Thanks to my colleague Piki from northern Germany and thanks to Dotsha747’s open source FMC PCB and hardware guidance I have been able to complete the first Flight Management Computer (FMC).
It uses a Rasperry Pi 3B instead of the Rasperry Pi Zero recommended by Dotsha747 since I want to use a wired LAN connection throughout the cockpit instead of WLAN. The Rasperry Pi 3B has more computing power and is further able to operate X11 and my custom OpenGC version very elegantly. The lightplates and keycaps are from OpenCockpits. They fit almost perfectly to the PCB of Dotsha747. The only problem was the EXEC light which I had to drill manually into the lightplate.
The 5″ screen comes with a VGA display driver is connected via a VGA-to-HDMI adapter to the Rasperry Pi and the keys are backlighted.
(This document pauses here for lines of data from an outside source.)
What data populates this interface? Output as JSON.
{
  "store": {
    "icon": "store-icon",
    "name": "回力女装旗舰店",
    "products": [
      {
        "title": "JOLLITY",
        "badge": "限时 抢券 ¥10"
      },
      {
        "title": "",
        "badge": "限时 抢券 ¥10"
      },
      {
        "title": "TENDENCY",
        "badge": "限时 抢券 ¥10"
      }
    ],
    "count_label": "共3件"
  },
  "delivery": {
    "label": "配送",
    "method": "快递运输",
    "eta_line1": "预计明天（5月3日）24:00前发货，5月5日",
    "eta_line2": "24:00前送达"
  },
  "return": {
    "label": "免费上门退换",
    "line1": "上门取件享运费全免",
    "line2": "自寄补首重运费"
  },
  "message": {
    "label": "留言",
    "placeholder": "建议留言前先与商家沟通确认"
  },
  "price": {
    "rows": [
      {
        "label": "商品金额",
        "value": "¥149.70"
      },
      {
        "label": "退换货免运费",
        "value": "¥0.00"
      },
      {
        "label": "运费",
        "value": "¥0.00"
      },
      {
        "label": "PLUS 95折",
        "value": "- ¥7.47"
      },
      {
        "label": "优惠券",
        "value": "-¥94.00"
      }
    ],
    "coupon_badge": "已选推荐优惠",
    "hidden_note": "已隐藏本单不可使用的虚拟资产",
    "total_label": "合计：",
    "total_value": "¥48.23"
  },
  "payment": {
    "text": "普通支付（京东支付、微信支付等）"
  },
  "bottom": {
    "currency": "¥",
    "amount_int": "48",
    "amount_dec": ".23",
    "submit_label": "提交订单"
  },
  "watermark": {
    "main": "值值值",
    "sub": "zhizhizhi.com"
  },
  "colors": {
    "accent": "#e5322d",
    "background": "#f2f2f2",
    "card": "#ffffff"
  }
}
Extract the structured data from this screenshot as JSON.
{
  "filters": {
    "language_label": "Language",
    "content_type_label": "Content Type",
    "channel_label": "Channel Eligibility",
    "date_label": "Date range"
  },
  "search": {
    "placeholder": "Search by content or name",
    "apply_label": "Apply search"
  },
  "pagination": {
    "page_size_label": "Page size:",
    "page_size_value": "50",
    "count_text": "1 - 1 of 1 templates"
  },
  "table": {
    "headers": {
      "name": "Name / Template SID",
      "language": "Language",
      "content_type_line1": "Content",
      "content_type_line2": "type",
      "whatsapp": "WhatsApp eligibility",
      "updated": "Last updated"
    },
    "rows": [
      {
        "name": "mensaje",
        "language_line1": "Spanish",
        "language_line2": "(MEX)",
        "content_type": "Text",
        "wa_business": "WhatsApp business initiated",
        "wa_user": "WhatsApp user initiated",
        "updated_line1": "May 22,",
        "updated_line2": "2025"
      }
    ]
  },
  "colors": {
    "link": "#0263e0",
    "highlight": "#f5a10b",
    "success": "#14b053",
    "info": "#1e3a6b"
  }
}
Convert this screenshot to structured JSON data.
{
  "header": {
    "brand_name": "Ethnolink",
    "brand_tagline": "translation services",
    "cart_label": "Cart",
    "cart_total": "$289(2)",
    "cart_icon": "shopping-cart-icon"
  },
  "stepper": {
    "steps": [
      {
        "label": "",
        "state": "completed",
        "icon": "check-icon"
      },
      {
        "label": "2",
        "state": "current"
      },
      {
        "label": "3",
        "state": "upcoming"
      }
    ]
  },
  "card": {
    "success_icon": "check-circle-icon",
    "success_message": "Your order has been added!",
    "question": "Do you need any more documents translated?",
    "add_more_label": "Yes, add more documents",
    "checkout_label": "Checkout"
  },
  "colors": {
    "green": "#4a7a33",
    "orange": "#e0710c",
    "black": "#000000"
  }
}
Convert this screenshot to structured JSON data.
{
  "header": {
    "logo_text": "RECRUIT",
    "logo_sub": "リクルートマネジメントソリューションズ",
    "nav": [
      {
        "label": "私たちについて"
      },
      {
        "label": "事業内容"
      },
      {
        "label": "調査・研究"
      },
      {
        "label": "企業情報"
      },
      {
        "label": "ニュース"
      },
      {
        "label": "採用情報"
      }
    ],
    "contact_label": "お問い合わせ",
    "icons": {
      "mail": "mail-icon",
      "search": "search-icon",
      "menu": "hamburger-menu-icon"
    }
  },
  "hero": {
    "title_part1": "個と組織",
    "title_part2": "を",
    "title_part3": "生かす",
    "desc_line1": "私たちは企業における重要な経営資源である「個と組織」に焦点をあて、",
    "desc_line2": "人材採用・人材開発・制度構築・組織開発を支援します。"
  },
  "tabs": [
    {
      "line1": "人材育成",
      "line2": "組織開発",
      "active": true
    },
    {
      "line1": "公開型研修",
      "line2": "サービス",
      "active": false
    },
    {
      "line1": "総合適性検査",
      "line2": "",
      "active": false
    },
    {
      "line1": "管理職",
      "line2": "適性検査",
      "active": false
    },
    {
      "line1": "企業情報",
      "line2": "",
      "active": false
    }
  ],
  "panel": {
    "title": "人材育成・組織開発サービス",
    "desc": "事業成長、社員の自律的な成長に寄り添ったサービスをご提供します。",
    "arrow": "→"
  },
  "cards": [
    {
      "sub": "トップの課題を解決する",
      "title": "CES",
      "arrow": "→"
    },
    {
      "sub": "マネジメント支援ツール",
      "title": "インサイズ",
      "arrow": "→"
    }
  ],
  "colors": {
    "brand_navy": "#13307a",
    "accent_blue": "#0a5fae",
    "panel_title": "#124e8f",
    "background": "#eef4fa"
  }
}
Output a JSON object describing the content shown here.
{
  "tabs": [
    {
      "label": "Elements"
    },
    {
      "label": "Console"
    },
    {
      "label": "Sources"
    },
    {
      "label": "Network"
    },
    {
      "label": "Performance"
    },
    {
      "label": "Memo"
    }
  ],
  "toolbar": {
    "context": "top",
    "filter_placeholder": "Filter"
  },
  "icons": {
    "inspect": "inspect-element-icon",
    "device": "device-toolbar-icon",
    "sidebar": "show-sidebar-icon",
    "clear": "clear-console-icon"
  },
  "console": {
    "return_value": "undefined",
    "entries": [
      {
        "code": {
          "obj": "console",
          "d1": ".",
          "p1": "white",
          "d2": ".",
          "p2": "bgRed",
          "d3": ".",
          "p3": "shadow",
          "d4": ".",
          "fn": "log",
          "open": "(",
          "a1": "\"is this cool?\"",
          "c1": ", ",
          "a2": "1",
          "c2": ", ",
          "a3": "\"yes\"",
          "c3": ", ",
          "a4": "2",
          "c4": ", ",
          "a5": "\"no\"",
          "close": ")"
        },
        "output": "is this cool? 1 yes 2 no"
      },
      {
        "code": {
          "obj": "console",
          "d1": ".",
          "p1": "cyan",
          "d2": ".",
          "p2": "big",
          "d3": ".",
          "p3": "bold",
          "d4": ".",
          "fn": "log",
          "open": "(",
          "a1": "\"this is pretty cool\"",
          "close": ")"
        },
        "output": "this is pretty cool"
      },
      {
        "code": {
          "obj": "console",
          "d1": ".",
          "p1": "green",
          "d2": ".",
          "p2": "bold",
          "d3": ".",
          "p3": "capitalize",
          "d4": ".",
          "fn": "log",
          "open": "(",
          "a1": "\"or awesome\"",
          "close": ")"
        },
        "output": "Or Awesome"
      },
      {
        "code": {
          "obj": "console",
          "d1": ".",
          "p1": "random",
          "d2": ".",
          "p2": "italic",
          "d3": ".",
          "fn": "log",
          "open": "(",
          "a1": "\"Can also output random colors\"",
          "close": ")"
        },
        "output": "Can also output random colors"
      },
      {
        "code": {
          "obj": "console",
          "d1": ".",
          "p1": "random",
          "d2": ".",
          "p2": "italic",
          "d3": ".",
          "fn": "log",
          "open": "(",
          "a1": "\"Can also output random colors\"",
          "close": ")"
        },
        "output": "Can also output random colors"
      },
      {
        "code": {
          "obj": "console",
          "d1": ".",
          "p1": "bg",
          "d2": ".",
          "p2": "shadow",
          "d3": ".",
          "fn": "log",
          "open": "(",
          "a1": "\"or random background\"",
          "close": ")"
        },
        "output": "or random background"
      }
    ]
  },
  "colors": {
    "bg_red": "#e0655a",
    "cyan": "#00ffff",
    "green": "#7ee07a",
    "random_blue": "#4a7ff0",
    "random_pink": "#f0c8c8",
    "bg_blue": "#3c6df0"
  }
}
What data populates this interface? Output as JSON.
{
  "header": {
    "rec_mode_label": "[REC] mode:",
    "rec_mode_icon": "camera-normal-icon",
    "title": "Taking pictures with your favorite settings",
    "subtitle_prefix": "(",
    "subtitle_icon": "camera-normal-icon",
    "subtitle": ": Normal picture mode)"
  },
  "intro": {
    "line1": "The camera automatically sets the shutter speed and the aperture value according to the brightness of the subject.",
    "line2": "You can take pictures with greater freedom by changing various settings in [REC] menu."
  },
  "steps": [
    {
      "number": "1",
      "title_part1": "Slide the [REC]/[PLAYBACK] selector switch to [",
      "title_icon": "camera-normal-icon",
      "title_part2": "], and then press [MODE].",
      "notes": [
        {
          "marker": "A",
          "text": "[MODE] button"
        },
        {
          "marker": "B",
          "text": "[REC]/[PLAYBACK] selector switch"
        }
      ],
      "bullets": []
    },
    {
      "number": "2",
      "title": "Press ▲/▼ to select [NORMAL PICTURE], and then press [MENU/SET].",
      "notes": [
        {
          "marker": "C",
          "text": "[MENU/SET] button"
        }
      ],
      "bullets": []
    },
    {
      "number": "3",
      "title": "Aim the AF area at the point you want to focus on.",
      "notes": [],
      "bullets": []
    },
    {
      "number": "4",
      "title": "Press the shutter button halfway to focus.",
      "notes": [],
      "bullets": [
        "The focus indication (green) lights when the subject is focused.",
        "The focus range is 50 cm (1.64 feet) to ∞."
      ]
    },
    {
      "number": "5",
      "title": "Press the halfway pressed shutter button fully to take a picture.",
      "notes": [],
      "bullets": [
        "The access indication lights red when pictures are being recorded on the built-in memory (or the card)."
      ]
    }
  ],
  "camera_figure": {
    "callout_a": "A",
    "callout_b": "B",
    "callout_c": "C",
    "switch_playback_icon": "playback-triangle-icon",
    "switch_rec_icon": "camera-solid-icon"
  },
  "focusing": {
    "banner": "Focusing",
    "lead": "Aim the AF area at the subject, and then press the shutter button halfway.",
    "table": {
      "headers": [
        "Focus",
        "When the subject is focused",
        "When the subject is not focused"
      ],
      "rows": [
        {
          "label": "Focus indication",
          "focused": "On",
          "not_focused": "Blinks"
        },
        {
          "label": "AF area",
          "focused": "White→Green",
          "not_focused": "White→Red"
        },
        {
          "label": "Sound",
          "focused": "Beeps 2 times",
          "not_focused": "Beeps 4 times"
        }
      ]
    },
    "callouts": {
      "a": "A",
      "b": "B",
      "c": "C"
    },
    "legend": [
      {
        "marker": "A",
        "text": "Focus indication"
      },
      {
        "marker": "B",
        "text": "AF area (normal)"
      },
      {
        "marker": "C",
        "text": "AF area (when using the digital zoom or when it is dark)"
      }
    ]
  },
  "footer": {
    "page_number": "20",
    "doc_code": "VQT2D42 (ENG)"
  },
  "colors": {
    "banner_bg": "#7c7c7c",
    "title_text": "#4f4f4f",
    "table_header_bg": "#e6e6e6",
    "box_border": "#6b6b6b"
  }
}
The unit now only needs a 12V power supply (and if chosen) a LAN network cable. No more wiring puzzle in the cockpit, which will be especially helpful in the hardly accessible MIP.
One change was done compared to the Dotsha747 hardware: the encoder to tune the display brightness was connected to the display driver board as follows: Encoder Button is connected directly to display driver button “Menu”. Encoder signals are sent to Rasperry Pi and transformed to Up&Down pulses driving the display driver buttons “Up” and “Down” via the transistors Q2 and Q3 (DSPY and FAIL LED’s which are not supported by ZIBO anyway. Please watch out for R24 and R25 which I had to switch on my PCB Version 3.3.
Our open source software package xpcockpit was extended by a Rasperry Pi module called xppi (Many thanks Piki for your edits!) and we also have adapted the OpenGC module Boeing737FMC for more performance and with an option to simply display the FMC screen without the keys.